IBMがソニー株を購入する気になったのは、ソニー全体の技術力を高く評価したからにほかならない。ソニー技術陣はケネディ・ショック以降も画期的な商品づくりに挑戦を続け、内外で注目されていた。その商品の一つに電子式卓上計算機がある。これはIBMへの技術輸出のきっかけをつくった研究部長の植村が道楽半分に考案したものであった。
植村は東京物理学校を出て、東北大理学部修士課程にすすみ、数学を専攻するかたわら、永井研究室でアルバイトがわりに助手を務めた。井深との交遊がはじまったのもその頃である。助教授時代には、陸軍技術研究所の嘱託となり、ドイツから技術導入したウルツブルクレーダー開発要員として活躍した実績ももっている。その植村が、戦後、鉄道技研を経てソニーに入ったのも、研究部門を強化してくれと井深に頼まれたのがきっかけである。ソニーに移っても、商品づくりにはいっさい関与せず、もっぱら、基礎研究を勝手気ままにやってきた。井深は文句をいわない。植村の才能を高く評価していたからだ。そんな個性的な植村も、若い研究者の育成には人一倍情熱を燃やした。その植村はいう。
「私が入った頃のソニーは、アマチュア無線家の集まりのようなもの。それはそれでいいのだが、やはり事業を伸ばしていくためには、アマチュアから脱皮していかなければならない。たとえば、技術者が何かを開発する。その場合、普通の研究所だったら必ず技術論文を書きます。ところが、ソニーの技術者は目先の仕事に追われ、それをまとめる暇がない。かりに書いても、たいていの人は自分の机の引き出しにしまい込んでいる。これじゃ宝のもちぐされだし、技術蓄積はできません。そこで私は、若い研究者に研究報告を書け、学界に顔を出し、研究成果を発表しろ、大学の研究者と積極的に交流せよと、やかましくいい続けたわけです」
植村の徹底した指導ぶりが実を結び、技術レポートの体系化が実現した。社内で、技術者同士がディスカッションする技術発表会も定期的に開かれるようになった。これがのちにソニーの技術レベルを高める原動力になるのである。
植村が卓上電算機の開発を思いたったのも、IBMへテープのサンプルを送ったのと同じ発想であった。廃棄処分になるはずのトランジスタを再活用することを思いついたのがきっかけだった。

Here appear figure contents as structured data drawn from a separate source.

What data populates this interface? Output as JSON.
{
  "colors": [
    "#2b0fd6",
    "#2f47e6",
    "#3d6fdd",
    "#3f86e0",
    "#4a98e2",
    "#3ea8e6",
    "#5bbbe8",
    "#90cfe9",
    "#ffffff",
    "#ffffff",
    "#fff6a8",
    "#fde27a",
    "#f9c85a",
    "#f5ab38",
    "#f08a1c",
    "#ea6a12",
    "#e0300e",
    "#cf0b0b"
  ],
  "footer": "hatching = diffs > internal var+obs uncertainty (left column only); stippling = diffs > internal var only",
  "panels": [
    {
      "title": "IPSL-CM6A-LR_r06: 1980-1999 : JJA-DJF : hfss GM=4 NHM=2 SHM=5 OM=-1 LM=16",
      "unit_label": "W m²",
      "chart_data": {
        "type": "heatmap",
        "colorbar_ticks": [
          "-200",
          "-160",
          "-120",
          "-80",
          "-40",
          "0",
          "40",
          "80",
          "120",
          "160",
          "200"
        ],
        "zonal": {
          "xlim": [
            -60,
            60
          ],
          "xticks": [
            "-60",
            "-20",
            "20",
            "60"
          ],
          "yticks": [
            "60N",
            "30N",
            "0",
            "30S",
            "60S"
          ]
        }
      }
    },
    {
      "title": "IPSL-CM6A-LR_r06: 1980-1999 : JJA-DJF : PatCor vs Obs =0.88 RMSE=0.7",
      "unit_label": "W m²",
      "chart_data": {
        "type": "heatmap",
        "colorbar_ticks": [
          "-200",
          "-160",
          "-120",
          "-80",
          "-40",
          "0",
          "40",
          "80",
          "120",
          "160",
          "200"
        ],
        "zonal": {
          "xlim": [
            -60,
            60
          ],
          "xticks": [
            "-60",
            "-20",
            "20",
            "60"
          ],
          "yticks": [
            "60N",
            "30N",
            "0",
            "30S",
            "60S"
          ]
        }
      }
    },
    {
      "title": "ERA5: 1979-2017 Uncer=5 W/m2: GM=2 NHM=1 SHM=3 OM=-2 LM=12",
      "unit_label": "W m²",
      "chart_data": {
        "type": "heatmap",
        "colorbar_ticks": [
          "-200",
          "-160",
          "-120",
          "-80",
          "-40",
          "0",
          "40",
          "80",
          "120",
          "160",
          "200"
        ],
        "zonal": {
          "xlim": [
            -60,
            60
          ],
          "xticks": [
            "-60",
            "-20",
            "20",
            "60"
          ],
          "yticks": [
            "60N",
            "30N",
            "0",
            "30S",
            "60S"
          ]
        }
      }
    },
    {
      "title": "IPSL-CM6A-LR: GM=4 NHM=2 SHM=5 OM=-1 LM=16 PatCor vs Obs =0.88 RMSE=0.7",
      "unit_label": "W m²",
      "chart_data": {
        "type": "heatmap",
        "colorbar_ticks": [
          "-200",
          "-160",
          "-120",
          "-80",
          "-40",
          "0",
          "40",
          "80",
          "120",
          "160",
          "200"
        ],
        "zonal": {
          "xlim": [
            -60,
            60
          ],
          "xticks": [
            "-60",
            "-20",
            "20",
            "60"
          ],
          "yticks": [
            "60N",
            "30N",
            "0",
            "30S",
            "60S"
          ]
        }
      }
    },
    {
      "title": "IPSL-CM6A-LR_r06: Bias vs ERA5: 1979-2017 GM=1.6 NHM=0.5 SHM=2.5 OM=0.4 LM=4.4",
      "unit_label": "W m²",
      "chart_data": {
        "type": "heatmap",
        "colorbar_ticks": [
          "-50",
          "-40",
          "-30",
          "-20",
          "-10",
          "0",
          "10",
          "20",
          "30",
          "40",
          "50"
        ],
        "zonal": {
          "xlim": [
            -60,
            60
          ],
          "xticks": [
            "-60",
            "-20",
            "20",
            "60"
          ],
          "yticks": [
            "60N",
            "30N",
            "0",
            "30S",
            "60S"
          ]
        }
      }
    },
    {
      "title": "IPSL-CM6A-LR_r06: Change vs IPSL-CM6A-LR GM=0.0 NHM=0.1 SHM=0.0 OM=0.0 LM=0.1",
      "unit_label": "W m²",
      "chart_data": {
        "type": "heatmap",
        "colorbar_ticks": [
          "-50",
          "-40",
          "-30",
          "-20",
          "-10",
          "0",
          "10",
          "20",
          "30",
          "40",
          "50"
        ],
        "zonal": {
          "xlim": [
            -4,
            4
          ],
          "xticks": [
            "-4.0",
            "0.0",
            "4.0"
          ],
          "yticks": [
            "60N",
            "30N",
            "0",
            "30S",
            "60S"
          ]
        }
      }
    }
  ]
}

昭和三十六年の〈記念スト〉の後遺症でガタガタになった厚木工場の生産体制も、小林新工場長ら工場幹部の懸命な再建工作が実り、職場の雰囲気も少しずつ明るさを取り戻してきた。しかし、歩留りは相変わらずパッとせず、不合格品は増える一方だった。たまたま、工場に顔を出した植村はこれに目をつけた。このトランジスタはラジオやテレビには使えないかもしれないが、デジタル回路のスイッチングに使えるのではと思ったのだ。
そこで、植村はその不良品をもらい受け、研究部にもち帰った。そのなかから使えそうなトランジスタを一〇〇〇個ほど選び、数人の部下を動員して電算機用の回路の試作にとりかかった。三十六年末頃の話である。